I honestly don’t know. I’m not in academia, and if there is such a conversation, I’m not privy to it. I am a recovering journalist newly planted in the corporate world in a challenging job. I’m overextended and have little time for reading or writing right now. Orlando has many talented poets, but what we need most are readers.

Describe, if you would, how a poem forms in the wild of the mind, or what threads commonly come together for you in the inception of a work of poetry.

A poem might start with a little scrap of overheard conversation, or I’ll be reading and come across a word or phrase that seems striking or fraught with new meaning, and I’ll bat it around in my head for a few days until I’m ready to take it somewhere. I can write under pressure, in a workshop setting, though that’s stressful, and I can write with my friend, Susan Lilley, and that’s pure pleasure. I’ve been known to wake up with an idea at 3:00am, too, though it’s not my favorite method because I don’t like to lose sleep. When I’m getting ready to cut loose, I make a lot of connections between events and objects and feel obsessive and slightly off balance. Writing that first frenzied draft, with its exhilaration and discovery, is the best part for me, though I will go on to revise each poem for months and sometimes years. 

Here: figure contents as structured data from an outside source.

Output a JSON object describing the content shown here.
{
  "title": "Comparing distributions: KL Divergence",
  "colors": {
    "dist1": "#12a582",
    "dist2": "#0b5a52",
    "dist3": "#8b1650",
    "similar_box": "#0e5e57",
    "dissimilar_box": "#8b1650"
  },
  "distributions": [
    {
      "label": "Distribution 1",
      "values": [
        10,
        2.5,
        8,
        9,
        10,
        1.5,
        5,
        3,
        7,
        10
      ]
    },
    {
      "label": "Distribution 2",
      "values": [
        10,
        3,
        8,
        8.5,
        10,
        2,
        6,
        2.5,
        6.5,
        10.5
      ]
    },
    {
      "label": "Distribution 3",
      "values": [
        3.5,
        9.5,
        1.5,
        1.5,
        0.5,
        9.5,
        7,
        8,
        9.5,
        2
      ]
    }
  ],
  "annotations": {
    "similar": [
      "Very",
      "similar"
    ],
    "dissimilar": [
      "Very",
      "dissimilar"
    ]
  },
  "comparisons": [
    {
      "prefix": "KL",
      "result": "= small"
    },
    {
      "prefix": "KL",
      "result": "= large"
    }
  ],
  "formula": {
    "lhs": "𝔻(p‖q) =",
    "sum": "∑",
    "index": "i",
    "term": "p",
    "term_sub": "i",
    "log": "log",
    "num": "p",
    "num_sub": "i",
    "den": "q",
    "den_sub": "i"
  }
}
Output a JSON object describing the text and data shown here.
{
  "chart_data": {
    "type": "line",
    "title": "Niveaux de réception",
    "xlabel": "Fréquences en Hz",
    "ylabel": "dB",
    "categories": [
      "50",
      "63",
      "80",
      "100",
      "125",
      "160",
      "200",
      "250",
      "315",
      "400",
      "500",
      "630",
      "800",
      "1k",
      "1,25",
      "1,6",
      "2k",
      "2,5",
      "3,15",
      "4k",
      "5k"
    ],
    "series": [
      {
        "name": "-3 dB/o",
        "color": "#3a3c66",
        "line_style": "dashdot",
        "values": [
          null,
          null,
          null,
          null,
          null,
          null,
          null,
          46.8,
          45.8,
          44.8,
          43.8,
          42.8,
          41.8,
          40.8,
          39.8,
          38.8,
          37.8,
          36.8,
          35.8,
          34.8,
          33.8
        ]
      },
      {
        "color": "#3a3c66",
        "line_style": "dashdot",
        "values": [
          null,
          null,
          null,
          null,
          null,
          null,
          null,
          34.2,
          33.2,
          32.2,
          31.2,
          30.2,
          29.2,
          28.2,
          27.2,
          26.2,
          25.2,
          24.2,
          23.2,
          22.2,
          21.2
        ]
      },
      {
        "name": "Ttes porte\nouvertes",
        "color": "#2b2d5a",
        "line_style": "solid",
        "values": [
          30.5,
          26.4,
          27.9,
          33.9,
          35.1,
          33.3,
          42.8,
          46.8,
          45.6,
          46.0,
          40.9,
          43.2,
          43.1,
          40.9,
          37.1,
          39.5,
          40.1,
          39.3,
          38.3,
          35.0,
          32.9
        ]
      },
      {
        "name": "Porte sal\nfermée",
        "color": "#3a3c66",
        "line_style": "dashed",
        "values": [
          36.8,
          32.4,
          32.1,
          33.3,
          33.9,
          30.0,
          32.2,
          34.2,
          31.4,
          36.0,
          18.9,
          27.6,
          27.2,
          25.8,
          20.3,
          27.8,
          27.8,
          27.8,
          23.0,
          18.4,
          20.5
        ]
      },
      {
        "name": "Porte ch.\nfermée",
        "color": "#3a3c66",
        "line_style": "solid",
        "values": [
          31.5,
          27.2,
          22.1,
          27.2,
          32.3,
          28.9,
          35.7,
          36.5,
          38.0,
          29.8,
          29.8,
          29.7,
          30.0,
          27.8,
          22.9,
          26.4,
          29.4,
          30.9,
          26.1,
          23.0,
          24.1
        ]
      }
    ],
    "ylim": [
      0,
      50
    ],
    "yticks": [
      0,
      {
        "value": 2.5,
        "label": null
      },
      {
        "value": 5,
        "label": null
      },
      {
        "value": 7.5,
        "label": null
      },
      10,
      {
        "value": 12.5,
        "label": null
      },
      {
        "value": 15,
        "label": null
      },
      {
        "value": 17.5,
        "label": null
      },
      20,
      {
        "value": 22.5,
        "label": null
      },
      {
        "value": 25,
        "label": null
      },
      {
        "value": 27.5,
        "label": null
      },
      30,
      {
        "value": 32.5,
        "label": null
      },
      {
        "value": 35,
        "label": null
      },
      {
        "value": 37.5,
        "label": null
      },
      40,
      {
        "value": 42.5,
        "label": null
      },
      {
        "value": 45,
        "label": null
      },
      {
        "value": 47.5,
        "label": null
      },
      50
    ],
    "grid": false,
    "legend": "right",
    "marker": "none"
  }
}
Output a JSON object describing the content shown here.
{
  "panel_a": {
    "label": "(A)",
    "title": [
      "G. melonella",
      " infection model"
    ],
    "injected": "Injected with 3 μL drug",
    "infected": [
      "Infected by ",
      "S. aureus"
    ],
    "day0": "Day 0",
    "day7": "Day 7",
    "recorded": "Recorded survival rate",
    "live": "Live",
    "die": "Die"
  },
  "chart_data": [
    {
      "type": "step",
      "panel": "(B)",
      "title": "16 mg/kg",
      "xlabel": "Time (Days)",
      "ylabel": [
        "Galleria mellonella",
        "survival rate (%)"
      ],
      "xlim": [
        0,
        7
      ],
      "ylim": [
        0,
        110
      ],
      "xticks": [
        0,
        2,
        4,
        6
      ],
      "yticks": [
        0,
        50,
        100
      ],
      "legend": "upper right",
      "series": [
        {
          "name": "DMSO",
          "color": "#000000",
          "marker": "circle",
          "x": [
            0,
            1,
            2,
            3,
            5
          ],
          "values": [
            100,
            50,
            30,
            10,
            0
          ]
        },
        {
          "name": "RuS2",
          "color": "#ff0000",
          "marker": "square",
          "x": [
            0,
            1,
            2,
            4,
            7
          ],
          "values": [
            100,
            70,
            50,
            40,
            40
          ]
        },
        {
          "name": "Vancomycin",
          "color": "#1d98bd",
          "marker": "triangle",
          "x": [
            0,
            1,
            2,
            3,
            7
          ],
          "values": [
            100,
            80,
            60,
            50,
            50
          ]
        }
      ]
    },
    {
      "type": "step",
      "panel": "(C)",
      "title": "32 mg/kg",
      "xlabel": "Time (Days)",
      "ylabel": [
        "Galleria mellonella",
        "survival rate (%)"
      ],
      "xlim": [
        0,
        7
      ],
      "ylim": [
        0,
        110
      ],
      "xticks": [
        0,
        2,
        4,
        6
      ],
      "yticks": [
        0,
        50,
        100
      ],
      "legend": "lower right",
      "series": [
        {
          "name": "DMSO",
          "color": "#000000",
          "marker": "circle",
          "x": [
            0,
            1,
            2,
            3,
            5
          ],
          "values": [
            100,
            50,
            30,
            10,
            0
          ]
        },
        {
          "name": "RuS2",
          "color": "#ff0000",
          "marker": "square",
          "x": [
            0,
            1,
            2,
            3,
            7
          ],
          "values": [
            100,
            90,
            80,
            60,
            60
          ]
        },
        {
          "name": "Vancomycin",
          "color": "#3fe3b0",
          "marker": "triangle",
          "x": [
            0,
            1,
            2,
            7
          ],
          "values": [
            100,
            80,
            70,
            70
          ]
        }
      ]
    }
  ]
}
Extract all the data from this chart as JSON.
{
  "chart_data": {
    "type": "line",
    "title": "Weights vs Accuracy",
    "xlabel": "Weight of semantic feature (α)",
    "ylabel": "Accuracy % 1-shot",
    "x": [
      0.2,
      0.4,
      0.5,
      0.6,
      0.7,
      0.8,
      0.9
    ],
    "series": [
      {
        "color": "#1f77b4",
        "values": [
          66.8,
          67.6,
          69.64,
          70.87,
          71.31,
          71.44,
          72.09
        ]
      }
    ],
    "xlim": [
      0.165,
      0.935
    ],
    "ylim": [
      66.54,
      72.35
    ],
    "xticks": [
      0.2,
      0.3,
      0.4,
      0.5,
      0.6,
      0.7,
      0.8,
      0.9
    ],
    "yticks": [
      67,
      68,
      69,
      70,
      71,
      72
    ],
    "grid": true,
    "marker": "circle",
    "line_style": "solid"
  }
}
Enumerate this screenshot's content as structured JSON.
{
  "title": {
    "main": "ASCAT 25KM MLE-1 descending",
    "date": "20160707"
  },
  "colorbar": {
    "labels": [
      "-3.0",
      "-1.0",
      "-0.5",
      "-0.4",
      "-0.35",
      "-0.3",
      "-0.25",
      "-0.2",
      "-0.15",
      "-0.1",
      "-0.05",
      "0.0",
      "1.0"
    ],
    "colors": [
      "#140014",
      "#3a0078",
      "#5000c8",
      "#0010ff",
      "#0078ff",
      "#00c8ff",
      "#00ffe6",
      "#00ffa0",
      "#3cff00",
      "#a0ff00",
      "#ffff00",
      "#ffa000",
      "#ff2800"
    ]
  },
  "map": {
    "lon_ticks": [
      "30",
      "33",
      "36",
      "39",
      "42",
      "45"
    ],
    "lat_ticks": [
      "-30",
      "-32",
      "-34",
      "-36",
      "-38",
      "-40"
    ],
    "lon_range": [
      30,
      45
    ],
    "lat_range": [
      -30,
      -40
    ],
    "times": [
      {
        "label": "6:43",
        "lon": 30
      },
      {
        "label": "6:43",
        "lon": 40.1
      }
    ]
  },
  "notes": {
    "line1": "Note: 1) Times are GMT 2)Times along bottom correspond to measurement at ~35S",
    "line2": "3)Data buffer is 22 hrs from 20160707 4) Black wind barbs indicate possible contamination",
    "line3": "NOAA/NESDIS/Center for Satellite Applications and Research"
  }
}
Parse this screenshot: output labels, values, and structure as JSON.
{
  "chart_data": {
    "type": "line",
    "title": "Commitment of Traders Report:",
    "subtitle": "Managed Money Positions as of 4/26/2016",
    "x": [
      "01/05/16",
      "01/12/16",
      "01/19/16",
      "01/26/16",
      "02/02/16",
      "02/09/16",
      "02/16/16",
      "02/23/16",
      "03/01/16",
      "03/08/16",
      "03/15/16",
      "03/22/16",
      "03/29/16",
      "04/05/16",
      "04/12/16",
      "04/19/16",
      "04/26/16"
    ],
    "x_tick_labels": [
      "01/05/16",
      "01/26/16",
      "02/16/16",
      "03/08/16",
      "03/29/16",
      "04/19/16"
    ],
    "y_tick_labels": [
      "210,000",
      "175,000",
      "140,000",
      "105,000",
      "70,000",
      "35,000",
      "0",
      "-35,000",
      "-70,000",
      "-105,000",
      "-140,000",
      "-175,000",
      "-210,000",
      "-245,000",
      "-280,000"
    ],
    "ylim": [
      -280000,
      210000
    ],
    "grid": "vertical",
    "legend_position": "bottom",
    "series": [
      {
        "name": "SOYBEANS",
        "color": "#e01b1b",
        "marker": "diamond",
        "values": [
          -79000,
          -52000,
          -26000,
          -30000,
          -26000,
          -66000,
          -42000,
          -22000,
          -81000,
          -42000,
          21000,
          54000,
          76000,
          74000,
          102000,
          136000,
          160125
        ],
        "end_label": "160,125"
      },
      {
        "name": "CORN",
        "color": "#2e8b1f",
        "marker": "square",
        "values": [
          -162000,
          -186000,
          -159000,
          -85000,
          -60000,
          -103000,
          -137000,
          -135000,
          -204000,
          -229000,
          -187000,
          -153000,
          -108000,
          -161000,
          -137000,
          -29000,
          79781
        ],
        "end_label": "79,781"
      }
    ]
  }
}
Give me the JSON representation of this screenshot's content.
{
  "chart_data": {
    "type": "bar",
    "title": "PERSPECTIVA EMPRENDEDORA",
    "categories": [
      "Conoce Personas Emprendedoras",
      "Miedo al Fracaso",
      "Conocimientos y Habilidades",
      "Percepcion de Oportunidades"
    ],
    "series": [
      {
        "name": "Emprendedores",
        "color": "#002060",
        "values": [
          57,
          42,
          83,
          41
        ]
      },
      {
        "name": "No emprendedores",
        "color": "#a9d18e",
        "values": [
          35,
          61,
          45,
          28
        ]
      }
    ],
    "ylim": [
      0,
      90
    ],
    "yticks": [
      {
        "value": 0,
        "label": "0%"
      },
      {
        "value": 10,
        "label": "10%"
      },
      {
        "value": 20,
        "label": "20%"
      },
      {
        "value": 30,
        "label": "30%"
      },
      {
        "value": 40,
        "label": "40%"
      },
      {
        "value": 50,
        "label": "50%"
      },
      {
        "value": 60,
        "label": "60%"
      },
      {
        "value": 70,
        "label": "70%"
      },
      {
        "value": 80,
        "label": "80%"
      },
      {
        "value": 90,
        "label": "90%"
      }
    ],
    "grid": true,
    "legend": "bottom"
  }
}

I think poetry requires no justification, and that it is a vital aspect of the literary arts. Still, I am interested in your response to recent critical challenges to the medium as a whole. Some have suggested that poets have a difficult time being noticed in an era where the sweeping genre novel holds tightly onto the American consciousness. Others, like Alexandra Petri, in a 2013 article for the Washington Post, have suggested that "the medium might not be loud enough any longer." I wonder if you would mind weighing in on this criticism.  

Of course poets have a difficult time being noticed. Sometimes I think writing poetry is a bit like playing the oboe, with apologies to all the oboists out there. Most people keep poetry at arm’s length, and even if they claim to admire it, they don’t read it. They don’t feel they need it. But I believe there is a poet to challenge and delight every introspective, questioning person, if they knew how to find him or her (they won’t make that discovery at Barnes & Noble). Poetry is not, as Petri described, “a limp and fangless thing” – it can be transformative and a source of enormous pleasure and strength and connection for those who read it. Petri is not the first to try to bury poetry, but the body is still warm. 

How has your idea of poetry changed throughout your time as a poet? Would you say its place in your life or your thought process on poetry has changed drastically over time?

Lately poetry has become the thing I don’t have time for, and I regret that. But I feel I’m on the verge of a shift – maybe in subject matter, maybe in tone, maybe in art form. For one thing, I’ve taken up photography, and it’s changed my experience with the world. If I write a fifth book, I want to combine poems and photos. I’m entering a new phase now, slowing down a little, and it’s hard to sit in front of a computer when a blue sky beckons. I’d rather grab my camera, jump on my bicycle and have an adventure. My photographs are poems, too.

Terry Godbey’s full-length book, Hold Still, was published in March 2014 by Main Street Rag, and she’s the author of three previous poetry collections, Flame, Beauty Lessons, and Behind Every Door. Her poems have appeared in Rattle, Poet Lore, Harpur Palate, Passages North, CALYX, Pearl, Slipstream and other literary magazines. She lives in Orlando, Florida.

Jared Silvia is a writer, a teacher, and the host of Functionally Literate. His fiction has appeared online with Monkeybicycle and with Annalemma, and in print collections from Burrow Press.